The ancient art form of Chinese classical dance dates back to the imperial court and has developed over thousands of years through Chinese theater and opera. Wu, 22, began learning the form at a young age. After watching a Shen Yun performance in Canada as a young girl, she felt the desire to become a performer, and in 2008, she passed the auditions to dance in practicum with Shen Yun.
Portraying ladies of China’s past required learning to carry herself according to traditional ideals of femininity, “showing humility, purity, gentleness—very different from modern-day traits of a woman,” she said.
Kaidi Wu as Chang'E, the legendary lady of the moon, during an international dance competition hosted by New Tang Dynasty Television. (Courtesy of Shen Yun Performing Arts)
Kaidi Wu as Chang'E, the legendary lady of the moon, during an international dance competition hosted by New Tang Dynasty Television. (Courtesy of Shen Yun Performing Arts)
In 2012, Wu was promoted to principal, which meant developing a deeper level of performance that was more than just moving gracefully in sync with her fellow dancers.

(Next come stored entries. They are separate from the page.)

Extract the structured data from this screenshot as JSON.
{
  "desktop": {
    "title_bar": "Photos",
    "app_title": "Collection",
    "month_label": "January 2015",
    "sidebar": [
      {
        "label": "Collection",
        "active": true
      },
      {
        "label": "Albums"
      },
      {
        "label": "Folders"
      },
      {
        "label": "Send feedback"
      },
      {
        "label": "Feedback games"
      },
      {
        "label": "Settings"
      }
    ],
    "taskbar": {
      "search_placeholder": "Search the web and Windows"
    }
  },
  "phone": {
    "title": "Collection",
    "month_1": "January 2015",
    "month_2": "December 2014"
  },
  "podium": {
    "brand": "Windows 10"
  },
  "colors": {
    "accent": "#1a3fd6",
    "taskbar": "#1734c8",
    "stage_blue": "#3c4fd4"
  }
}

In the 2017 piece “The Enchanted Painting,” based on an ancient fairy tale, Wu plays a young woman whose life is saved by a Taoist wizard when he magically transports her into a painting, allowing her to escape danger. Wu explained that she had to portray a kind of beauty that transcended the human realm, since the woman is transformed into a divine being.
Because the Taoist saved the woman’s life, Wu also had to express “something higher than basic emotion,” a kind of deep gratitude that manifests when given another chance at life.
Through years of arduous training, Wu feels she has grasped how to truly connect with the audience. “[With] your aura, eyes, and hand gestures, you have to capture the audience’s attention, attract them,” Wu said. “Your inner and outer being have to be together.”
She is most grateful for those moments when she feels like she is talking directly to the audience with her dance. She believes the performance will help the audience understand important things in life from a different perspective.
According to the company’s website, Shen Yun is driven by the idea that art is inspired by the divine and meant to uplift. Wu hopes the audience comes away with that message. “We’re doing something that’s bigger, for everyone in the world,” she said.